Bereits mit 13 Jahren stand sie auf der Bühne und hat seitdem mindestens eine Doppel-Platin-Auszeichnung bekommen können: Marina Kaye, heute 21 Jahre jung und bei uns noch weitgehend unbekannt. Zumindest ich hatte die Dame bisher nicht auf dem Schirm und ich frage mich: warum eigentlich nicht? Vielleicht hat es mit der Veröffentlichungspolitik ihres Plattenlabels zu tun, die das Tun von Marina Kaye eher im eigenen Land, in Frankreich nämlich, vermarktet. Ihr Debütalbum „Fearless“ erschien 2015 via Capitol Records (Universal Music) und seit heute ist ihr zweites Album „Twisted“ erhältlich. Und das möchte ich an dieser Stelle gerne schon mal vorwegnehmen: für zeitgenössische Pop-Musik braucht man nicht über die Nordsee oder gar über den ganz großen Teich zu schielen. Es reicht (wieder einmal) ein Blick in unser Nachbarland, um fündig zu werden. Wenn dann als Bonus noch eine angenehm dunkle Seite ins Spiel kommt, sollte man vielleicht mal hinhören.

Wie eingangs erwähnt: Marina Kaye hat im Prinzip ihre Teenager-Jahre, wenn nicht auf der Bühne, so doch aber zumindest im Musikgeschäft verbracht. Angefangen hatte es mit einer Teilnahme bei „La France a un incroyable talent“, der französischen Version von „Das Supertalent“. Dort gab sie „Set Fire To The Rain“ und „Rolling in the Deep“ von Adele zum Besten. Man sollte schon über eine entsprechende Stimme verfügen, um sich an Adeles Songs zu versuchen. Offenbar hat Marina Kaye eine solche Stimme; es gelang ihr, das Publikum zu überzeugen und den Wettbewerb zu gewinnen. Anschließend suchte sie sich innerhalb von drei Jahren ein Management und eine Plattenfirma, die sie mit Universal Music zunächst gefunden hatte. Später spielte sie Konzerte im Vorprogramm oder Lindsey Sterling.
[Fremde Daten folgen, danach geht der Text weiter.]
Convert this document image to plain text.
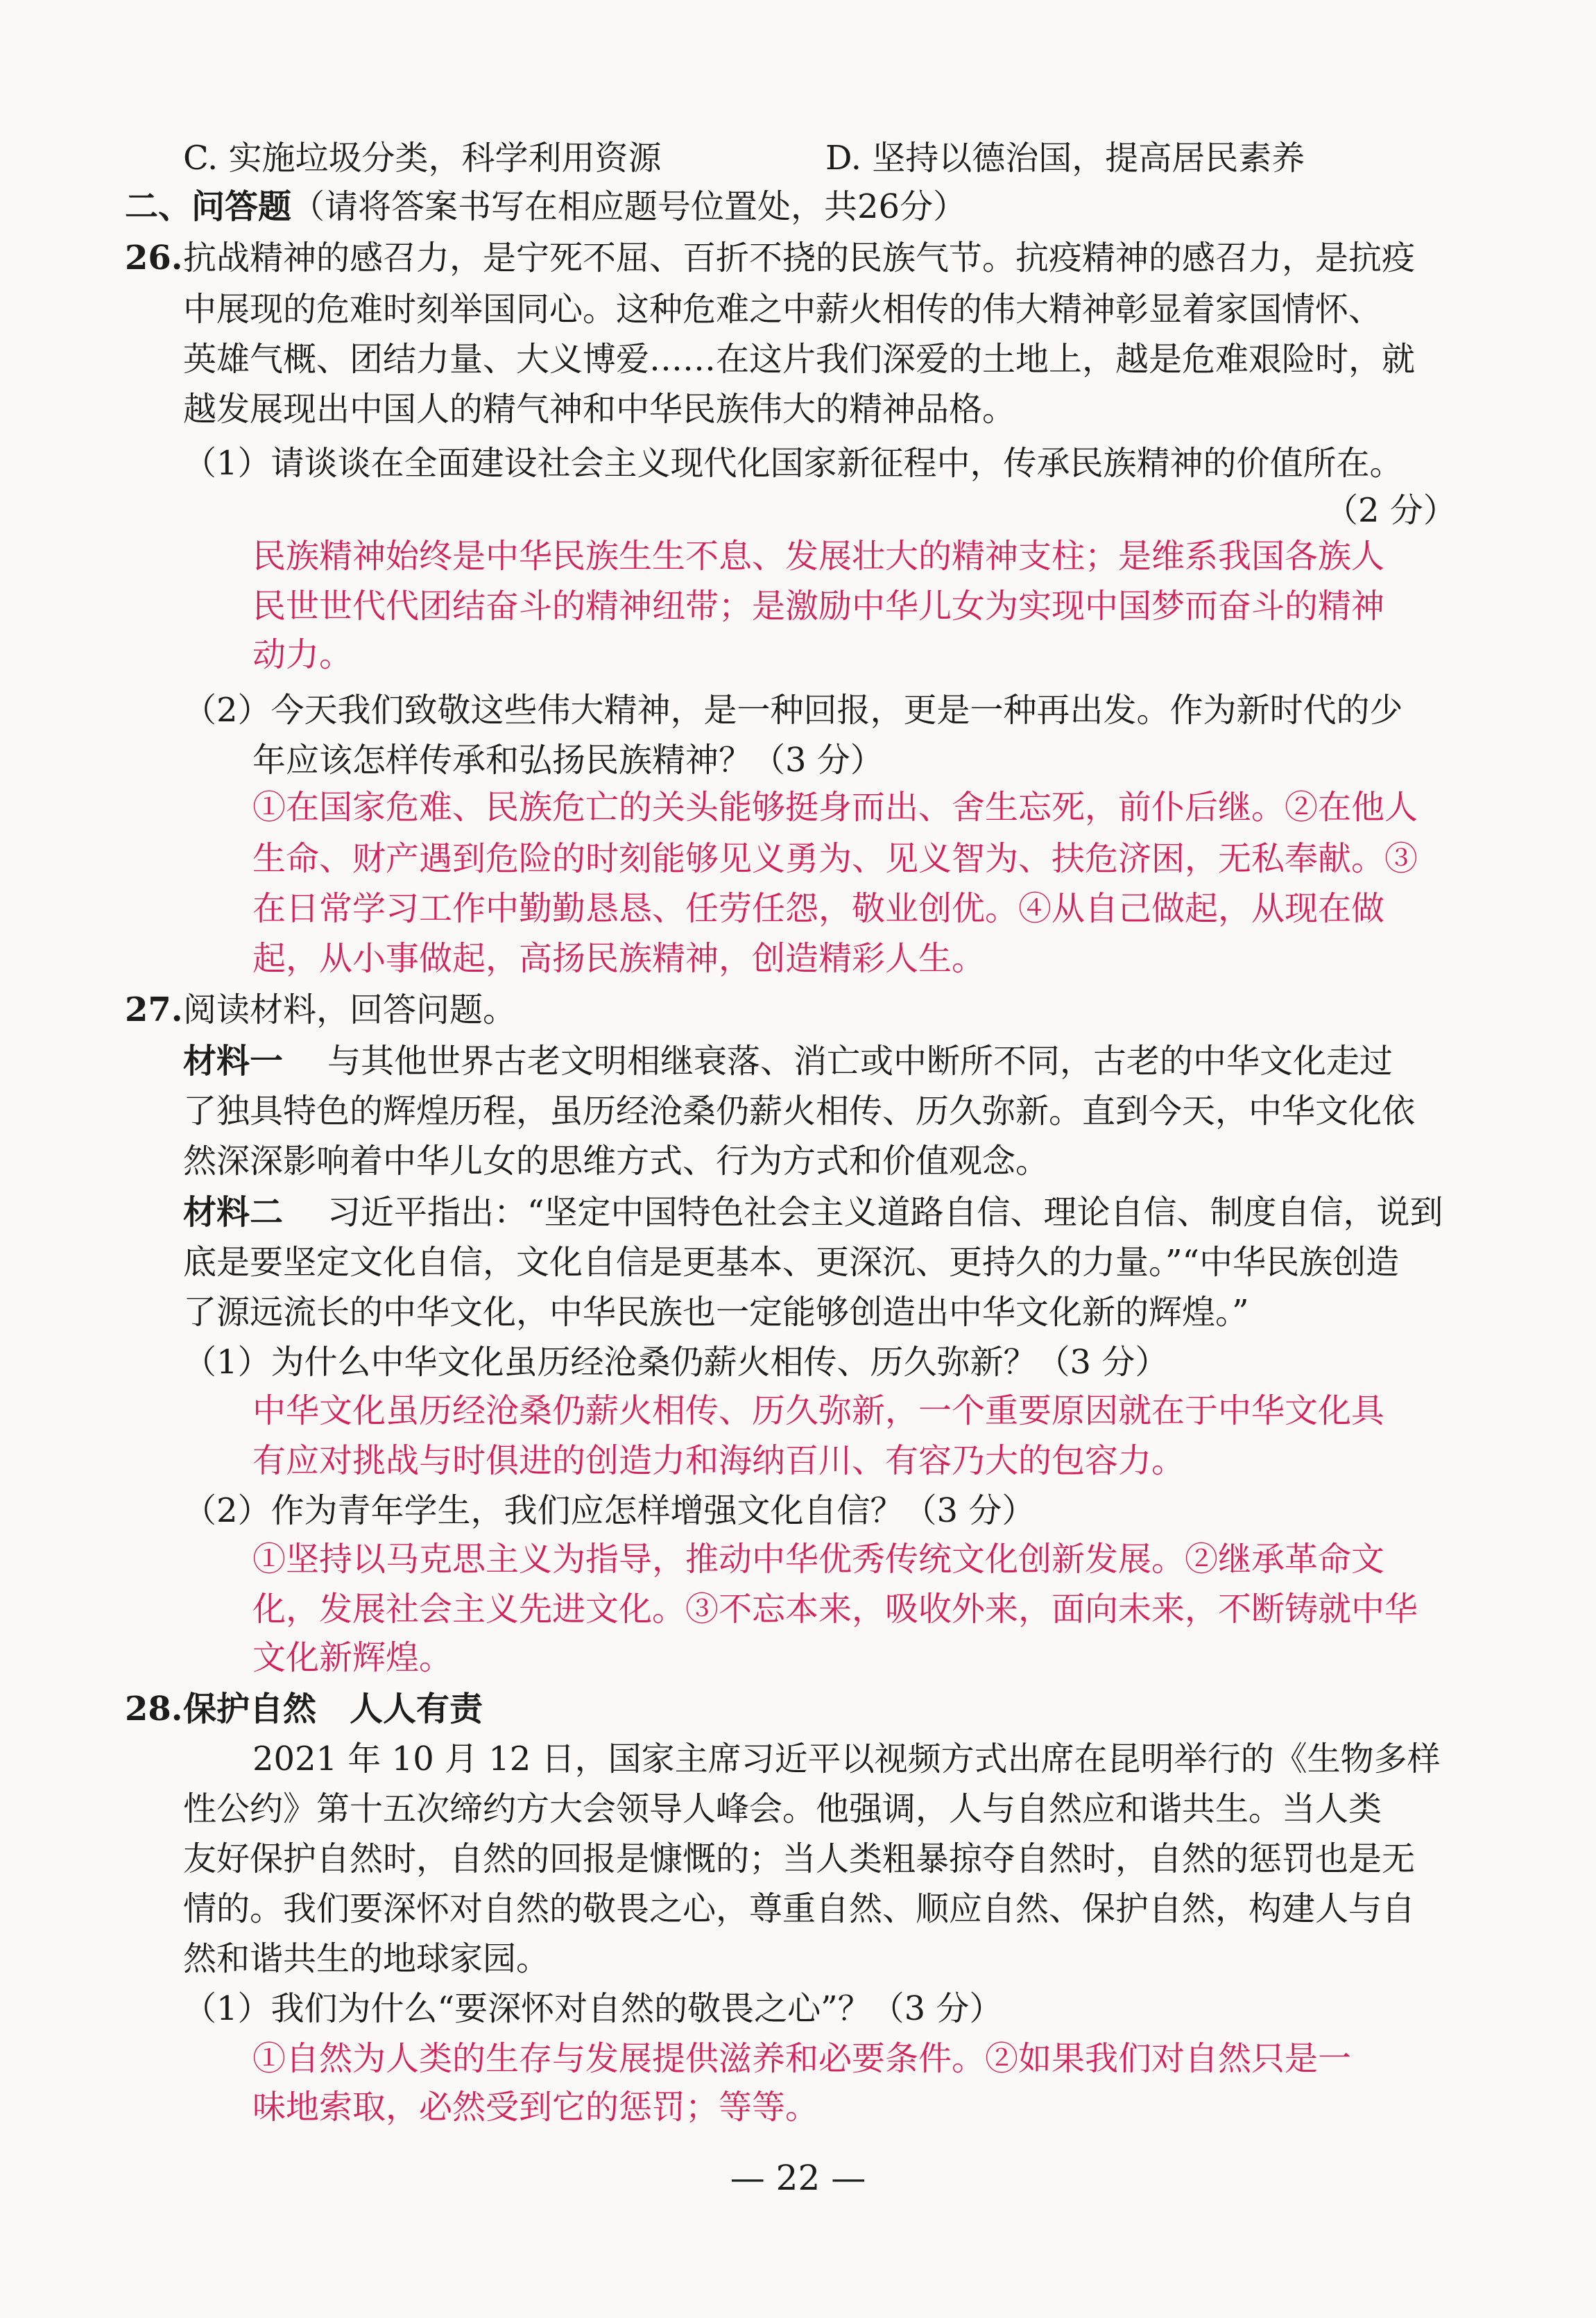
C. 实施垃圾分类，科学利用资源	D. 坚持以德治国，提高居民素养
二、问答题（请将答案书写在相应题号位置处，共26分）
26. 抗战精神的感召力，是宁死不屈、百折不挠的民族气节。抗疫精神的感召力，是抗疫
中展现的危难时刻举国同心。这种危难之中薪火相传的伟大精神彰显着家国情怀、
英雄气概、团结力量、大义博爱……在这片我们深爱的土地上，越是危难艰险时，就
越发展现出中国人的精气神和中华民族伟大的精神品格。
（1）请谈谈在全面建设社会主义现代化国家新征程中，传承民族精神的价值所在。
（2 分）
民族精神始终是中华民族生生不息、发展壮大的精神支柱；是维系我国各族人
民世世代代团结奋斗的精神纽带；是激励中华儿女为实现中国梦而奋斗的精神
动力。
（2）今天我们致敬这些伟大精神，是一种回报，更是一种再出发。作为新时代的少
年应该怎样传承和弘扬民族精神？（3 分）
①在国家危难、民族危亡的关头能够挺身而出、舍生忘死，前仆后继。②在他人
生命、财产遇到危险的时刻能够见义勇为、见义智为、扶危济困，无私奉献。③
在日常学习工作中勤勤恳恳、任劳任怨，敬业创优。④从自己做起，从现在做
起，从小事做起，高扬民族精神，创造精彩人生。
27. 阅读材料，回答问题。
材料一 与其他世界古老文明相继衰落、消亡或中断所不同，古老的中华文化走过
了独具特色的辉煌历程，虽历经沧桑仍薪火相传、历久弥新。直到今天，中华文化依
然深深影响着中华儿女的思维方式、行为方式和价值观念。
材料二 习近平指出：“坚定中国特色社会主义道路自信、理论自信、制度自信，说到
底是要坚定文化自信，文化自信是更基本、更深沉、更持久的力量。”“中华民族创造
了源远流长的中华文化，中华民族也一定能够创造出中华文化新的辉煌。”
（1）为什么中华文化虽历经沧桑仍薪火相传、历久弥新？（3 分）
中华文化虽历经沧桑仍薪火相传、历久弥新，一个重要原因就在于中华文化具
有应对挑战与时俱进的创造力和海纳百川、有容乃大的包容力。
（2）作为青年学生，我们应怎样增强文化自信？（3 分）
①坚持以马克思主义为指导，推动中华优秀传统文化创新发展。②继承革命文
化，发展社会主义先进文化。③不忘本来，吸收外来，面向未来，不断铸就中华
文化新辉煌。
28. 保护自然　人人有责
2021 年 10 月 12 日，国家主席习近平以视频方式出席在昆明举行的《生物多样
性公约》第十五次缔约方大会领导人峰会。他强调，人与自然应和谐共生。当人类
友好保护自然时，自然的回报是慷慨的；当人类粗暴掠夺自然时，自然的惩罚也是无
情的。我们要深怀对自然的敬畏之心，尊重自然、顺应自然、保护自然，构建人与自
然和谐共生的地球家园。
（1）我们为什么“要深怀对自然的敬畏之心”？（3 分）
①自然为人类的生存与发展提供滋养和必要条件。②如果我们对自然只是一
味地索取，必然受到它的惩罚；等等。
— 22 —
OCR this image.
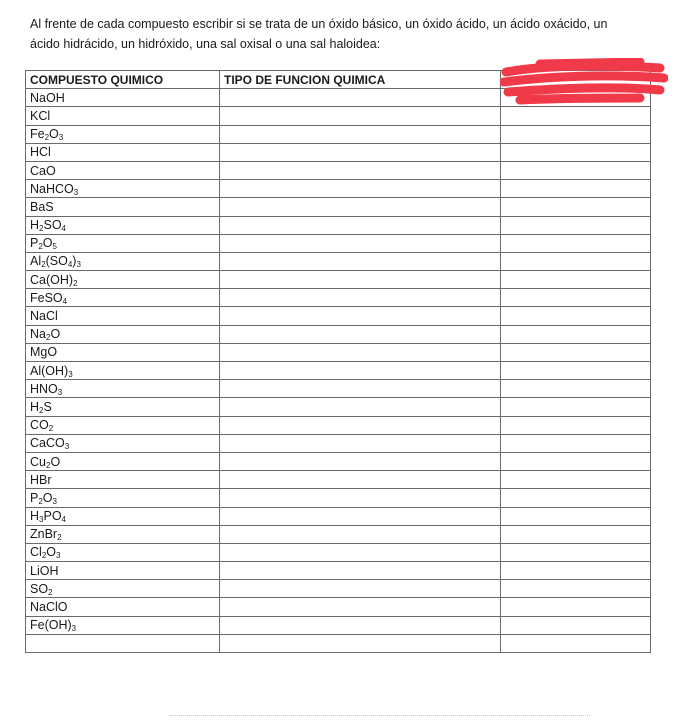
Al frente de cada compuesto escribir si se trata de un óxido básico, un óxido ácido, un ácido oxácido, un
ácido hidrácido, un hidróxido, una sal oxisal o una sal haloidea:
COMPUESTO QUIMICO	TIPO DE FUNCION QUIMICA	
NaOH		
KCl		
$Fe_2O_3$		
HCl		
CaO		
NaHCO$_3$		
BaS		
$H_2SO_4$		
$P_2O_5$		
$Al_2(SO_4)_3$		
$Ca(OH)_2$		
FeSO$_4$		
NaCl		
$Na_2O$		
MgO		
$Al(OH)_3$		
$HNO_3$		
$H_2S$		
$CO_2$		
CaCO$_3$		
$Cu_2O$		
HBr		
$P_2O_3$		
$H_3PO_4$		
ZnBr$_2$		
$Cl_2O_3$		
LiOH		
$SO_2$		
NaClO		
$Fe(OH)_3$		
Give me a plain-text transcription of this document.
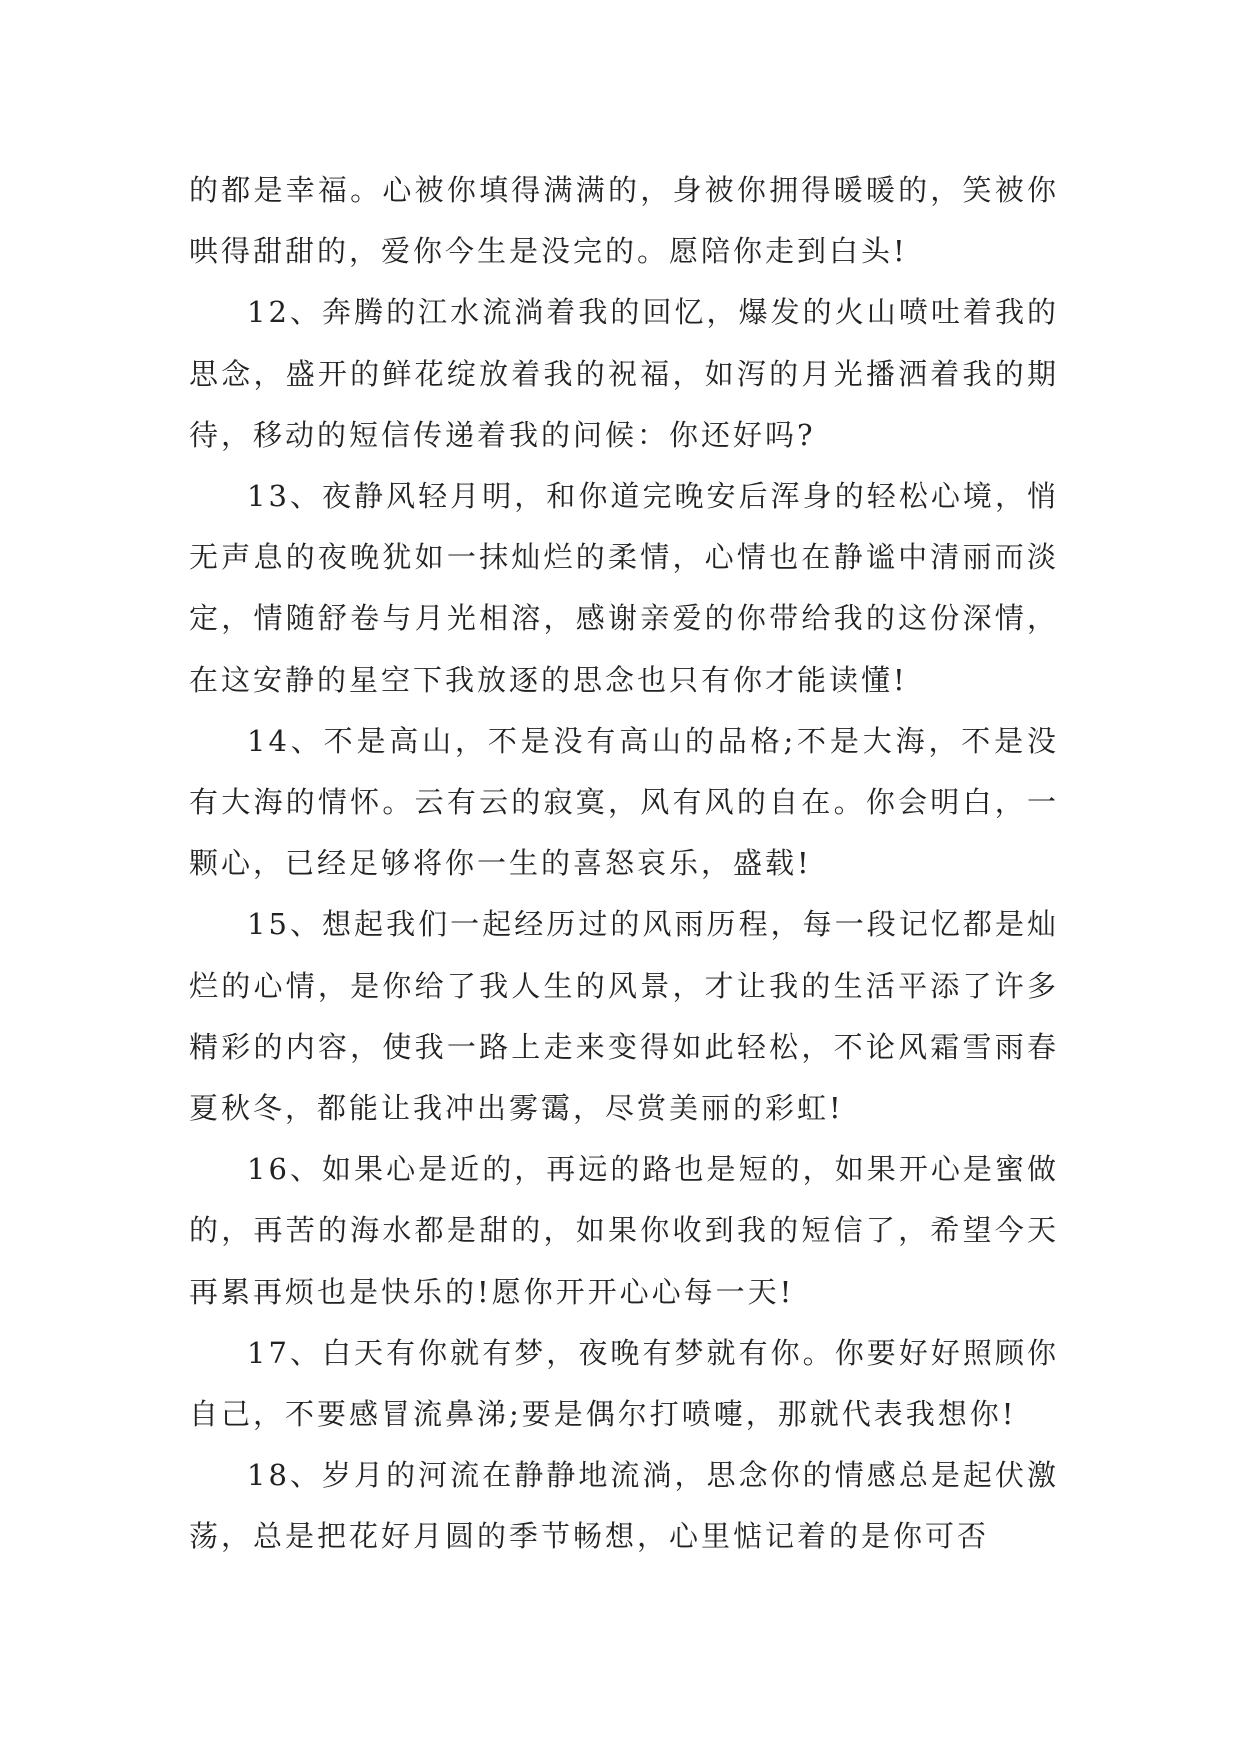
的都是幸福。心被你填得满满的，身被你拥得暖暖的，笑被你哄得甜甜的，爱你今生是没完的。愿陪你走到白头!

12、奔腾的江水流淌着我的回忆，爆发的火山喷吐着我的思念，盛开的鲜花绽放着我的祝福，如泻的月光播洒着我的期待，移动的短信传递着我的问候：你还好吗?

13、夜静风轻月明，和你道完晚安后浑身的轻松心境，悄无声息的夜晚犹如一抹灿烂的柔情，心情也在静谧中清丽而淡定，情随舒卷与月光相溶，感谢亲爱的你带给我的这份深情，在这安静的星空下我放逐的思念也只有你才能读懂!

14、不是高山，不是没有高山的品格;不是大海，不是没有大海的情怀。云有云的寂寞，风有风的自在。你会明白，一颗心，已经足够将你一生的喜怒哀乐，盛载!

15、想起我们一起经历过的风雨历程，每一段记忆都是灿烂的心情，是你给了我人生的风景，才让我的生活平添了许多精彩的内容，使我一路上走来变得如此轻松，不论风霜雪雨春夏秋冬，都能让我冲出雾霭，尽赏美丽的彩虹!

16、如果心是近的，再远的路也是短的，如果开心是蜜做的，再苦的海水都是甜的，如果你收到我的短信了，希望今天再累再烦也是快乐的!愿你开开心心每一天!

17、白天有你就有梦，夜晚有梦就有你。你要好好照顾你自己，不要感冒流鼻涕;要是偶尔打喷嚏，那就代表我想你!

18、岁月的河流在静静地流淌，思念你的情感总是起伏激荡，总是把花好月圆的季节畅想，心里惦记着的是你可否
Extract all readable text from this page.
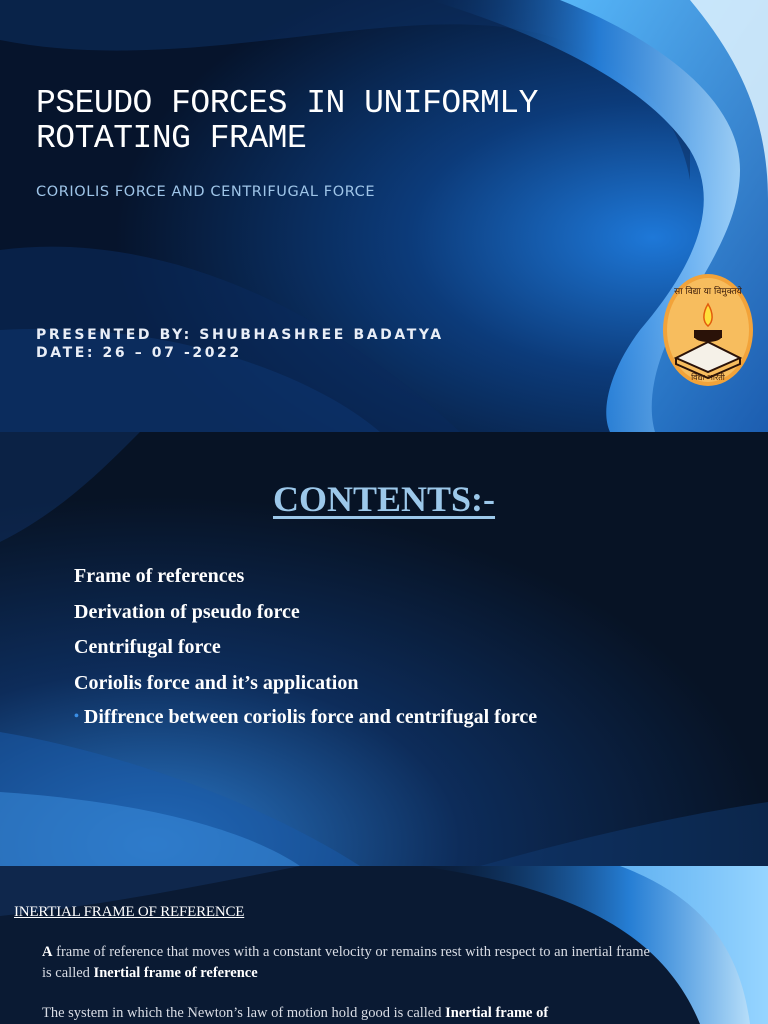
PSEUDO FORCES IN UNIFORMLY
ROTATING FRAME
CORIOLIS FORCE AND CENTRIFUGAL FORCE
PRESENTED BY: SHUBHASHREE BADATYA
DATE: 26 – 07 -2022
सा विद्या या विमुक्तये
विद्या भारती
CONTENTS:-
Frame of references
Derivation of pseudo force
Centrifugal force
Coriolis force and it’s application
• Diffrence between coriolis force and centrifugal force
INERTIAL FRAME OF REFERENCE

A frame of reference that moves with a constant velocity or remains rest with respect to an inertial frame is called Inertial frame of reference

The system in which the Newton’s law of motion hold good is called Inertial frame of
Insgesamt, so heißt es, könne sie inzwischen mehr als 100 Headliner-Shows verzeichnen. Ich frage mich ja immer, was das mit so jungen Menschen macht, wenn sie im Prinzip ab Kindesalter für das unbarmherzige Showbusiness herhalten müssen. Dass das auf die ein oder andere Weise Spuren, vielleicht auch Narben, hinterlässt, davon können wir sicher ausgehen, denke ich.

„Ich singe, seit ich sehr jung war, um mich selbst zu heilen, und bald merkte ich, dass ich mit meiner Musik die Wunden anderer Menschen heilen kann.“

„Ich hätte nie wirklich gedacht, dass ich professionell Musik machen würde. Ich singe, seit ich sehr jung war, um mich selbst zu heilen, und bald merkte ich, dass ich mit meiner Musik die Wunden anderer Menschen heilen kann. Schreiben und Singen haben mich in den vergangenen 10 Jahren in Gang gehalten, und heute fühle ich mich stärker denn je in meinen Entscheidungen und der Art und Weise, wie ich Musik machen will. Dazu wurde ich geboren“, wird die Sängerin mit der gleichermaßen angenehmen wie auch kraftvollen Stimme anlässlich der Veröffentlichung von „Twisted“ zitiert. Und auch wenn Marina Kaye ein engelsgleiches Unschuldsgesicht zur Schau trägt – jedenfalls auf veröffentlichten Promo-Fotos und in Musikvideos – so ist sie scheinbar jetzt an einem Punkt in ihrem Leben angekommen, an dem sie auch die dunklere Seite ihrer Persönlichkeit erforschen möchte. Die guten und die schlechten Zeiten, die sie in den letzten Jahren durchlebt hat, sollen als Inspiration gedient haben. Als Beispiel sei hier das Video zum Titelsong „Twisted“ genannt, in dem Marina Erfahrungen verarbeitet, die sie in der Praxis eines Psychiaters gesammelt hat. Sie sagt: „Der Typ glaubte mir kein Wort und sah mich an, als sei ich ein Freak. Ich wollte diese Erfahrung nutzen und den Spieß für dieses Musikvideo umdrehen. „Twisted“ ist für mich ein extrem tiefer und persönlicher Song. Ich hatte schon immer das Gefühl, dass etwas an mir ein wenig seltsam ist. Ich habe das Gefühl, dass ich einige verdrehte Gedanken in meinem Kopf habe, aber das ist nicht schlimm. Tatsächlich bin ich jetzt stolz darauf, weil es mich zu dem macht, was ich bin“. Denkbar, dass sie anderen jungen Menschen Identifikations- und somit Trostpotenzial bietet, wenn sie singt: I’m not a sad girl / I’m not a bad girl / I’m sorry if you never understand it / I wish that we could go the way you planned it.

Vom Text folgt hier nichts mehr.